ボール片手にVサインで笑顔を向けると、「ん。よかった。」と髪をクシャと撫でた。

「そこ、朝からいちゃつくな。」
後ろから結城と三上がやってきて、
「おーはよっ。」とハイタッチしながらボールを奪い合う。

「よかった……!元気になって…!俺がひ弱なばかりに白石の異変に気づいてやれずにごめん…」
顔色のよい未茉を見たキタローは、涙を流しながらを安心し、自分の軟弱さを呪い出す。

「こっちこそ悪かったな!お前があんなにひ弱だと知らなくってよ。

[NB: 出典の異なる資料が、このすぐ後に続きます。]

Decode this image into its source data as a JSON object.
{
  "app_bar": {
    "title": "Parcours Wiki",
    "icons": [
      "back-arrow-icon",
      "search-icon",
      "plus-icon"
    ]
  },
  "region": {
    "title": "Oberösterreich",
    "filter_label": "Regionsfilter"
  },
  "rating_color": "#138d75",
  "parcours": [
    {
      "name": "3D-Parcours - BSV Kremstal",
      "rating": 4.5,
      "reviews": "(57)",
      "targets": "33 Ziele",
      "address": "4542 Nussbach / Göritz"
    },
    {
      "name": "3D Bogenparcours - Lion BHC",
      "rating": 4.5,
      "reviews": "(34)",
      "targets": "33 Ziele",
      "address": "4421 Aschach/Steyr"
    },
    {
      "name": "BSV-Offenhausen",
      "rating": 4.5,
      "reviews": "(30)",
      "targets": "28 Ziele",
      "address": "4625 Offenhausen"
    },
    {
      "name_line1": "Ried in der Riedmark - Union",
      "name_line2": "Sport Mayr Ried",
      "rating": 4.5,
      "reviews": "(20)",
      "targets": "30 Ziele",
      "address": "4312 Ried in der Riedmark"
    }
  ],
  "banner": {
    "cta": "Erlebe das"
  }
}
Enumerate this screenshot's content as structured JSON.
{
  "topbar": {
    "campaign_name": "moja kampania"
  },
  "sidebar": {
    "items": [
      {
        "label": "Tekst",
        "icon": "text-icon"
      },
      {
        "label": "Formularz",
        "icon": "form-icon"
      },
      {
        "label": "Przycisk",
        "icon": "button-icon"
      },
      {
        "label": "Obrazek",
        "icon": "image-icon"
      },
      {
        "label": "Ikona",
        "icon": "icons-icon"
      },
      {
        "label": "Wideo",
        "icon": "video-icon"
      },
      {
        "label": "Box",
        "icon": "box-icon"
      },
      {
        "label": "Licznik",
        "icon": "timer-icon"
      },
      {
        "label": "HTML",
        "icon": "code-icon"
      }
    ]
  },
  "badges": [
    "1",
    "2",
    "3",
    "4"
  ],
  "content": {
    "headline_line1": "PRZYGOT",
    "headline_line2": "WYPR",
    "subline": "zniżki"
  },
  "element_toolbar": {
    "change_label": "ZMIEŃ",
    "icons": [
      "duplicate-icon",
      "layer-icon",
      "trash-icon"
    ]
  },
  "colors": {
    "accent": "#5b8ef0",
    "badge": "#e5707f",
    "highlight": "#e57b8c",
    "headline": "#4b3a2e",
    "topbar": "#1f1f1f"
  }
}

」
「おい、白石それただの嫌みだろ・・」
心配してくれる人へのものの言い方に三上は、注意するも、

「いや、その通りだ。俺は白石の健康を任されてる身としてこんな軟弱じゃいけないんだ。だから俺も鍛えることにした!」
そういって筋肉増進プロティンを飲み干し、マシーンで筋トレを始めるキタロー。

「お、いいね!キタロー!!あたしもやるぜぇ!!」
隣で一緒に鍛え始める笑顔の未茉は、
「あたしがキタローの筋肉マネージャーになってやるからな!」


‘夏にはここにいないよ。’

星河匠の言葉を思い出した翔真はキタロー達と騒ぐ未茉の笑顔を見つめてた。


(翔真…?)そのどこか物思いにふける翔真に三上は気づいたが、何も声はかけなかった。